Wir hatten das verlängerte Wochenende natürlich schon Monate im Voraus geplant, wobei uns aber auch klar war, dass in letzter Sekunde etwas passieren konnte, das unseren Abflug verhindern würde. So ist das eben, wenn man Kinder hat… Beinahe wäre es tatsächlich so gekommen, denn unser Sohnemann entwickelte am Freitagnachmittag aus heiterem Himmel hohes Fieber. Ich schob es auf die Eckzähne, auf die wir schon länger warten und die ihm gerade zu schaffen machten. Aber dafür war das Fieber vielleicht zu hoch? Meine Mama kam gegen Abend zu uns und wir entschieden, dem Kleinen vorm Schlafen ein Zäpfchen zu geben und einfach zu schauen, wie die Nacht werden würde.
Am Samstagmorgen mussten wir schon sehr früh los, und da die Nacht vollkommen ruhig verlaufen war und Samuel sich normal warm anfühlte, machten wir uns auf den Weg zum Flughafen. Meine Mutter meinte, das werde sich schon geben und wir sollten die Reise nicht absagen. Ich schob meine Rabenmutter-Gedanken zur Seite und freute mich auf meine Lieblingsstadt!

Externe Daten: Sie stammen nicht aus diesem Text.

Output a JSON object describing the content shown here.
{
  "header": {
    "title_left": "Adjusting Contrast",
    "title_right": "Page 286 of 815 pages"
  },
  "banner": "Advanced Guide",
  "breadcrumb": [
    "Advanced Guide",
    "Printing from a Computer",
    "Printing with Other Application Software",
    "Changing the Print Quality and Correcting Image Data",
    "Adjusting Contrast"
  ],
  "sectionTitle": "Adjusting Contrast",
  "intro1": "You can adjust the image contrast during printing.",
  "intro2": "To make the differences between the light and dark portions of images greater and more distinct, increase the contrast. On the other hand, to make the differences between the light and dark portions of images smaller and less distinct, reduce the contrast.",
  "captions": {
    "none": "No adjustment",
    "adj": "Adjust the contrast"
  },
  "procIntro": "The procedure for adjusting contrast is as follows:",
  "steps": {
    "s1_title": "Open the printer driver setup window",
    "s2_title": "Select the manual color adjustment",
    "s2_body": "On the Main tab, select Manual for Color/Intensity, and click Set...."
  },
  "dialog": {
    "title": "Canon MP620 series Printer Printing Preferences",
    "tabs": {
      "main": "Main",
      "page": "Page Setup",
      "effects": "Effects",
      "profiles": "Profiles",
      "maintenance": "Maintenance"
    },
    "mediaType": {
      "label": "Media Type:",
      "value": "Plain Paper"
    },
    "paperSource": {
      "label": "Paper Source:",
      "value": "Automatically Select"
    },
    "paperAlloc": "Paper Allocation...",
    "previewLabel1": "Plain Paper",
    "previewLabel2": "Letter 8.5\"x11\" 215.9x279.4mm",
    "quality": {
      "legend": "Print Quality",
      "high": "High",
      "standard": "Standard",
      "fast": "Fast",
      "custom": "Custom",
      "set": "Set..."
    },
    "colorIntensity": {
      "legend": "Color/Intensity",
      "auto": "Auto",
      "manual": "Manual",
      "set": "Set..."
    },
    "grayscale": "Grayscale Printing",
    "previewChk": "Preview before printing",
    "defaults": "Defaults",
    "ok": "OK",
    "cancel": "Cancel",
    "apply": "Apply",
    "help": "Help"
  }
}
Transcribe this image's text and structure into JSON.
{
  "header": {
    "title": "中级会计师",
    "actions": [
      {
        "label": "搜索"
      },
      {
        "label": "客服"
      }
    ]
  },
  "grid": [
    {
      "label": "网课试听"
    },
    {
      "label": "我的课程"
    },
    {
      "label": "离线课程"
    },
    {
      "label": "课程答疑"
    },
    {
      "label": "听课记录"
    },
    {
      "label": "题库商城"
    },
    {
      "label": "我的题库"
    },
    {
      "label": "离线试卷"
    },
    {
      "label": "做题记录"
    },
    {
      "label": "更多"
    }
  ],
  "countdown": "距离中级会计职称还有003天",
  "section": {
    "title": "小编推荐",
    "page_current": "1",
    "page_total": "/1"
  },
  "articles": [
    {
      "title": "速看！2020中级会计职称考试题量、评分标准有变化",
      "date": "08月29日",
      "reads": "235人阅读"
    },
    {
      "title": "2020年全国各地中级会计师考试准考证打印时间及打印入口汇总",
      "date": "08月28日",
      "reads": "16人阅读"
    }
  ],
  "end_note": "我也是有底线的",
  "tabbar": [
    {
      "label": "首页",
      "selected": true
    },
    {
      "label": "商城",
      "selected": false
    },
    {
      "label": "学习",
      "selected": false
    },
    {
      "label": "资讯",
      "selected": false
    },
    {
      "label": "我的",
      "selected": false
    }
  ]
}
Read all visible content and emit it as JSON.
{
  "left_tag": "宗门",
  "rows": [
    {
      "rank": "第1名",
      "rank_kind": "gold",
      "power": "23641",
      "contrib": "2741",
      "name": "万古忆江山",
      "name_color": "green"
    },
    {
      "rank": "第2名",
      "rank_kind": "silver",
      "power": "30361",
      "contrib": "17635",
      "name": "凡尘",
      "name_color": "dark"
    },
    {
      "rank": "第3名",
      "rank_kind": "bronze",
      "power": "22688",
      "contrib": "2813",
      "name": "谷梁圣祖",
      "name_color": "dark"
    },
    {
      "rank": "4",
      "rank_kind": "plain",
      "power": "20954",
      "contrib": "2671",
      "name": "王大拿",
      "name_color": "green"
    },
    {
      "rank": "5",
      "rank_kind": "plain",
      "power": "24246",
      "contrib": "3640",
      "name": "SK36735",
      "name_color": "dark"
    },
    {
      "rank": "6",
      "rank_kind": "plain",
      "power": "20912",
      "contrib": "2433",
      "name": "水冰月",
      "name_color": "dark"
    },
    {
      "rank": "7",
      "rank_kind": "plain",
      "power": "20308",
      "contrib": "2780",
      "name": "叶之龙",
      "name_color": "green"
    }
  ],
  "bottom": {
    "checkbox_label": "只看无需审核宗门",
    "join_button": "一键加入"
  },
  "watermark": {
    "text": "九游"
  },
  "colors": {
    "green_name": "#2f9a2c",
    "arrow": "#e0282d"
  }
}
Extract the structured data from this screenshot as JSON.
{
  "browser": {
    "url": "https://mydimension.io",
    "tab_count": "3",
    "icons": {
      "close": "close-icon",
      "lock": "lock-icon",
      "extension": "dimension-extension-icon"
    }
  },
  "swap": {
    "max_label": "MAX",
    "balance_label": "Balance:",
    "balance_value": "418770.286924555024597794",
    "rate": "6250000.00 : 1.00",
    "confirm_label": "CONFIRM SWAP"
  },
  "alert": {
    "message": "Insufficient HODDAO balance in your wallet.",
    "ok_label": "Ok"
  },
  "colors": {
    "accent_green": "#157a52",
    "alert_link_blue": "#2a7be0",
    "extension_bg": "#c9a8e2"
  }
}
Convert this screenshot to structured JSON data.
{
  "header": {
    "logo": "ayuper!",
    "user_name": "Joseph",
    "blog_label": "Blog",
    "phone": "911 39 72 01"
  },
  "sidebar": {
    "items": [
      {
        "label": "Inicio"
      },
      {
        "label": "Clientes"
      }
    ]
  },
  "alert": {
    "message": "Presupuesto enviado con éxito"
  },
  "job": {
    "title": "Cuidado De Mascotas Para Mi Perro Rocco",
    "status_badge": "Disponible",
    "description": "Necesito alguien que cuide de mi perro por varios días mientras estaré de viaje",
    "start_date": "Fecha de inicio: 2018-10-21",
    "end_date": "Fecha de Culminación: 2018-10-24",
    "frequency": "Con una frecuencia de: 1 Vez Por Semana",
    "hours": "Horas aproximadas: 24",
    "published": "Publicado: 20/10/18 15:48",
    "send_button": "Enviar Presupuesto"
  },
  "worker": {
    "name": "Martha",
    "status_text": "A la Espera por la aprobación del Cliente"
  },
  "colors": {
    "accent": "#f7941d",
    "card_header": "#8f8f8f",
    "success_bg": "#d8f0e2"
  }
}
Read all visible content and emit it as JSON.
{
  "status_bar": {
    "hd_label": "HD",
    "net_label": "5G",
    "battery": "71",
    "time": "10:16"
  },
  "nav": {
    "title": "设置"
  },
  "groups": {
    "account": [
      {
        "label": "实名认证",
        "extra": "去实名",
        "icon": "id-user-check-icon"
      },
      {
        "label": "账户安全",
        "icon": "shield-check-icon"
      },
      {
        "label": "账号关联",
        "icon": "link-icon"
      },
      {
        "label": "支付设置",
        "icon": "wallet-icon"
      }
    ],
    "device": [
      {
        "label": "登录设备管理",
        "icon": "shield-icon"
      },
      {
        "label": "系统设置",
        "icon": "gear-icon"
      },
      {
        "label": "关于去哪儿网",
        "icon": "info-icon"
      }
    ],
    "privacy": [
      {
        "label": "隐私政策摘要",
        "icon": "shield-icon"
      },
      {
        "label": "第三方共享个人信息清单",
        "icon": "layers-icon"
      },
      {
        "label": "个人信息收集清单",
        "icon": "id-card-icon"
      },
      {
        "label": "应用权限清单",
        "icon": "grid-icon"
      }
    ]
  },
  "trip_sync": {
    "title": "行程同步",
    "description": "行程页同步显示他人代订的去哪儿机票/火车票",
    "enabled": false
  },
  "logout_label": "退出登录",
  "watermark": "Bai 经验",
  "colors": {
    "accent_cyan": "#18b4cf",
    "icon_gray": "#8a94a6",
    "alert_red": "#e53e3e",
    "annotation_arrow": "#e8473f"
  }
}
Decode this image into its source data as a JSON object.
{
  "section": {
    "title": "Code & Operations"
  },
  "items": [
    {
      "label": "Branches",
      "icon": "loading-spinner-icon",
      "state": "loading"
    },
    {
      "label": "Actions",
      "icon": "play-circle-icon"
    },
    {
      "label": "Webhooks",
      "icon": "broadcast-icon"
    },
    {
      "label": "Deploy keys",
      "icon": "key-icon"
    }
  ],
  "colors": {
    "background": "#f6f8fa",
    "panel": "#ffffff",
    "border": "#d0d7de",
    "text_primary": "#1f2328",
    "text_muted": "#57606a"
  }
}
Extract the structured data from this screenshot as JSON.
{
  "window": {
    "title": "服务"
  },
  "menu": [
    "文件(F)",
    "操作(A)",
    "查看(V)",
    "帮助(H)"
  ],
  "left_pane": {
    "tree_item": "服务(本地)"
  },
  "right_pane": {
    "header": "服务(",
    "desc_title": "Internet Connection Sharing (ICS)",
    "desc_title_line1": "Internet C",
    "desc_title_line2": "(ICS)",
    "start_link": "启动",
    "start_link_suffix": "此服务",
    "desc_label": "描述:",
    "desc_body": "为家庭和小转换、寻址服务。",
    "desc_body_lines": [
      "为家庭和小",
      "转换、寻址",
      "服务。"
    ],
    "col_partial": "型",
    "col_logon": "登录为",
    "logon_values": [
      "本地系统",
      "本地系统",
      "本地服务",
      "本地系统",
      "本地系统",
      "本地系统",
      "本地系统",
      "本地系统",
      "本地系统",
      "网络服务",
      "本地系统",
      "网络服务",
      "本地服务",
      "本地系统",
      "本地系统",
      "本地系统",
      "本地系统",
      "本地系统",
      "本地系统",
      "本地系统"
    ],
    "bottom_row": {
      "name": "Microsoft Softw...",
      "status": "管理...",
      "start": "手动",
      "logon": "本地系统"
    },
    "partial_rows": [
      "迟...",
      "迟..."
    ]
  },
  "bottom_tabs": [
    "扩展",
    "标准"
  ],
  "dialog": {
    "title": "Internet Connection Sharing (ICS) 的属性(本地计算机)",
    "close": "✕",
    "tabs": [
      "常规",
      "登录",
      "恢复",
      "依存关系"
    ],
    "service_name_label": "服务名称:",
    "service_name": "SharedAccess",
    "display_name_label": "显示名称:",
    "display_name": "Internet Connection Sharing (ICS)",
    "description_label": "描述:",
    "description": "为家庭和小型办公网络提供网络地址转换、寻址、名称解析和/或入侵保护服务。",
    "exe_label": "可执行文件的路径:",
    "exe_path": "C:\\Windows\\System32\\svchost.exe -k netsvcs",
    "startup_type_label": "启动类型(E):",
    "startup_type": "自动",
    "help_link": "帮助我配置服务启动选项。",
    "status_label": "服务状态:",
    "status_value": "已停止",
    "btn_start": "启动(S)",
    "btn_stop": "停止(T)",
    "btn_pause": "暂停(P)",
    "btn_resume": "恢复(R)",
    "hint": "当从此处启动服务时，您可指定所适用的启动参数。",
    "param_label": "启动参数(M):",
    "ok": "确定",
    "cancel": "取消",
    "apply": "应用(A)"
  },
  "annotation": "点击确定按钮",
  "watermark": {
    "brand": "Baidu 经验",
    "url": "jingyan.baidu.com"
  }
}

Tagsüber blieb ich mit meiner Mama in Kontakt und erfuhr, dass das Fieber im Lauf des Tages wieder deutlich anstieg. Unser Kind war total schlapp, wollte weder essen noch trinken und glühte vor sich hin. Als mein Mann und ich am Abend im Táskarádio Eszpresszó saßen (wo wir den Tag gemütlich hatten ausklingen lassen wollen), waren wir ziemlich bedrückt und besorgt. Sollten wir lieber zurückfliegen? Aber was konnten wir schon anderes tun als meine Mutter? Vielleicht würde er am nächsten Morgen schon wieder ganz der Alte sein? Wir gingen früh ins Bett und schliefen schlecht. Am Sonntagmorgen ging es Samuel Gott sei Dank besser und seine Temperatur blieb den Tag über im Normalbereich. Dafür erfuhren wir, dass unsere Tochter sich in den frühen Morgenstunden mehrmals übergeben hatte! Es ginge ihr wieder gut, versuchte meine Mutter mich zu beruhigen; sie habe sich nur übergessen… Für uns war es trotzdem schwierig, den Tag zu genießen und nicht ständig an unsere kränkelnden Kinder zu Hause zu denken.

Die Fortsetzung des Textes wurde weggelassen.